2016-04-14 / Front Page

Saco school budget would add 53 cents to mil rate

By Ben Meiklejohn
Staff Writer

SACO – A proposed school budget of $34,195,769 plus $114,803 for adult education has got some city councilors concerned about its impact on the mil rate, which would increase property taxes 53 cents per $1,000 of valuation. The proposal represents a nearly $1.3 million increase on the tax levy, and a 0.78 percent increase from last year’s overall school budget.

Superintendent Dominic DePatsy said moving targets from the Legislature on Saco’s allocation of Essential Programs and Services funds will make the budget’s impact uncertain.

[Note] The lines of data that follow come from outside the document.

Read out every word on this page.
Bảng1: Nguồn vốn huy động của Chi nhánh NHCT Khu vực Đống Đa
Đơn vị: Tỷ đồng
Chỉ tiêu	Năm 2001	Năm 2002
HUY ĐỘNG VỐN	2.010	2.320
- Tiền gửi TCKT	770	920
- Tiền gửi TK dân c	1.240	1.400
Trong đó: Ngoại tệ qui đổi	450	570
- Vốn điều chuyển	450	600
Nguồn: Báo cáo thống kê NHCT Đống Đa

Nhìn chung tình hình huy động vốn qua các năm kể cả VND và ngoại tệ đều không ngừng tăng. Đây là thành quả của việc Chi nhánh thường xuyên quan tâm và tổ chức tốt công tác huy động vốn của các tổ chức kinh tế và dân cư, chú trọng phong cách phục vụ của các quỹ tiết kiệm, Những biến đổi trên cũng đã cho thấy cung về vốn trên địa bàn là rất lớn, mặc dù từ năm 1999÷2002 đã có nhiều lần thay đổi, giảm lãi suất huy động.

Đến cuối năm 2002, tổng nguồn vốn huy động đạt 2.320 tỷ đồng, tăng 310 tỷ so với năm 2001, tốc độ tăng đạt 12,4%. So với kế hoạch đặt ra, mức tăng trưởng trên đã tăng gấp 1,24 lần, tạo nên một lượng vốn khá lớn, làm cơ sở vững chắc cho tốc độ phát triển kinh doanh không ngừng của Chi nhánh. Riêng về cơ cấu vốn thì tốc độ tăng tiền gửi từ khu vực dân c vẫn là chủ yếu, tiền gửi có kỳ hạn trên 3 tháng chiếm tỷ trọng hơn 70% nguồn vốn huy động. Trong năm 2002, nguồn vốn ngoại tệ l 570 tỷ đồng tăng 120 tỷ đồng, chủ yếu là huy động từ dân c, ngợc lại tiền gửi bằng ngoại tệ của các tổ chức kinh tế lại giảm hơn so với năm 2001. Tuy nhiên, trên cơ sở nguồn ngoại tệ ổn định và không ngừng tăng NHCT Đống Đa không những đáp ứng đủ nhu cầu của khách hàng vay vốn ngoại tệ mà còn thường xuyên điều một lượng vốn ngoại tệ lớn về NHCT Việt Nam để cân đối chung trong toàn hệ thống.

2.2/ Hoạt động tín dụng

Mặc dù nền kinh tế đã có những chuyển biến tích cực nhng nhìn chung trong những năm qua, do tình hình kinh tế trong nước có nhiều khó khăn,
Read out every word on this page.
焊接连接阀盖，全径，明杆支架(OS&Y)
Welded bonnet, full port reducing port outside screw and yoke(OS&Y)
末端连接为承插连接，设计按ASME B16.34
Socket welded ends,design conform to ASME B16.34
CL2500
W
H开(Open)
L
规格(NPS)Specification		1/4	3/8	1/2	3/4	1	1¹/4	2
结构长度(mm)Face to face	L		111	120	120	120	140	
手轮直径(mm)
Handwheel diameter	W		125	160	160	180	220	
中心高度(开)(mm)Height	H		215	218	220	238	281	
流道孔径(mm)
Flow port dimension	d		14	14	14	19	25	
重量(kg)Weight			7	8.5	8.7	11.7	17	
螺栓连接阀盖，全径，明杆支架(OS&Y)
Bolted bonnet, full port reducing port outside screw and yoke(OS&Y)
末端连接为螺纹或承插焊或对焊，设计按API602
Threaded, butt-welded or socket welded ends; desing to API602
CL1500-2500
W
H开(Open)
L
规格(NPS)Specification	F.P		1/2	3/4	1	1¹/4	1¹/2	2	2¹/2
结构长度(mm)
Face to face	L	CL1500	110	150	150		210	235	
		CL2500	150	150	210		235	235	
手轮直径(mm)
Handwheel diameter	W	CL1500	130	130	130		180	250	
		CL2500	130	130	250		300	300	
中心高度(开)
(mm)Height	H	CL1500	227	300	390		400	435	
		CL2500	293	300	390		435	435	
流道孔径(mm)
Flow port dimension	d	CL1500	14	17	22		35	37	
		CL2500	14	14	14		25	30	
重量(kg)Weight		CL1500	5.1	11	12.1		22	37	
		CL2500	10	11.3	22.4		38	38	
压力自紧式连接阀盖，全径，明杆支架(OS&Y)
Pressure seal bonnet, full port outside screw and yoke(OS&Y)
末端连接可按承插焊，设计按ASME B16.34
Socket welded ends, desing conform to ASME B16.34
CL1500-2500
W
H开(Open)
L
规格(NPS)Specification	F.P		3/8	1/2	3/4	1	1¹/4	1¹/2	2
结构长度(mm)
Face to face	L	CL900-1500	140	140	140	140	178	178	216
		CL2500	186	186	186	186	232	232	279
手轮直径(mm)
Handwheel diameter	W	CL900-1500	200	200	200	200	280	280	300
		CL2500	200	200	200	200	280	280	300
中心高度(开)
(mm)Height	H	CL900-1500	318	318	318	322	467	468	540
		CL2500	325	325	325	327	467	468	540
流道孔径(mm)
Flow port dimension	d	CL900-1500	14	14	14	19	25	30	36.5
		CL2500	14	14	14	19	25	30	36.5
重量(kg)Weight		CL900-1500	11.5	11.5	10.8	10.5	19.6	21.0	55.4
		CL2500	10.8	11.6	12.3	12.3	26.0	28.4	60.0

“We lost $1.3 million from the state. Then we got $248,000 back,” DePatsy said. “Last week I heard that the governor might have to reallocate some school funding money toward the Madison and Skowhegan mills.”

DePatsy said seven positions have been eliminated by attrition – not filling the positions of retirees – and class size will be increased slightly as a result.

At a city council workshop on Monday, April 11, Mayor Roland Michaud expressed his frustration with the

Legislature for not supplementing educational costs at 55 percent as required by L.D. 1, a referendum that was passed by voters in the 2003 election. Michaud said the state is only funding 39 percent of the costs of education.

“Never forget that the major players of educational costs involve players to the north,” Michaud said. “When taxpayers come to say, ‘Why do taxes have to go up?’, turn to our friends in the north and say, ‘Why are we not getting what we’re supposed to be from 12 years ago?’”

DePatsy said the schools are looking to separate their information technology services from the city and do their own data management. The cost to the schools of managing the information would be the same as the cost was this year. The city and schools shared the services this year and DePatsy said errors in data entry cost the schools nearly $500,000 in lost revenue from the state because the experience level of the district’s teachers were not accurately reflected.

The Maine Department of Education mandated last year that schools must transfer to a new data management system.

Jason DiDonato, the school’s finance director, said the switch from the MEDMS management system to NEO came with little support from the state other than a onehour webinar session. When employment information was entered into the new system, a field for years of experience of employees was characterized as the number of years in the current position, when it actually should have been number of years of employment, said DiDonato. Therefore, if a teacher who had taught for 16 years had moved to a new position which they had only worked for one or two years, their true experience level was not reflected in the EPS allocation that was distributed to Saco for the 2015-2016 school year.

“The state could have hired a company to do data transfer from one system to another,” Michaud said. “The complexities of dealing with that – it’s an unfunded mandate. They chose not to (pay to convert data).”

DiDonato said other school districts likely made the same mistake but would probably not admit it. DiDonato said Cape Elizabeth lost $900,000 in this year’s budget and Portland lost $2.6 million, some of which may have also been due to misinterpretation of the data fields in the form. DiDonato said when the issue was brought to the DOE, Saco was told it was too late to recoup the lost money for this year’s budget.

”We expressed that the data was incorrect because of the work sheet that was given to us and they basically told us we have to wait until next year,” DiDonato said.

Ward 5 City Councilor Alan Minthorn said voters are not comfortable with more tax increases.

“Maybe you should postpone some of the projects you want to do for next year,” Minthorn said. “I shook a lot of hands and nobody said, ‘Raise my taxes.’”

“I know you want us to cut the budget, but if we cut any leaner, people won’t come to Saco for our schools,” DePatsy said. “If we go any deeper, it’s going to be personnel in the lower grades, middle school. We cut a lot of money without people losing their jobs. If we go any deeper, people will lose their jobs.”

When pressed by Minthorn to postpone new programs, DePatsy responded, “What do you want us to postpone? We don’t know what that means. Postpone teaching?”

DePatsy said several new curriculum programs the district wanted to pursue were not included in the budget.

“We streamlined, the board was very clear that they still wanted to keep curriculum high and also wanted a data manager, someone who would manage all our information.”

City Administrator Kevin Sutherland said the city budget and county taxes for 2016-2017 are projected to result in a .47 increase on the mil rate.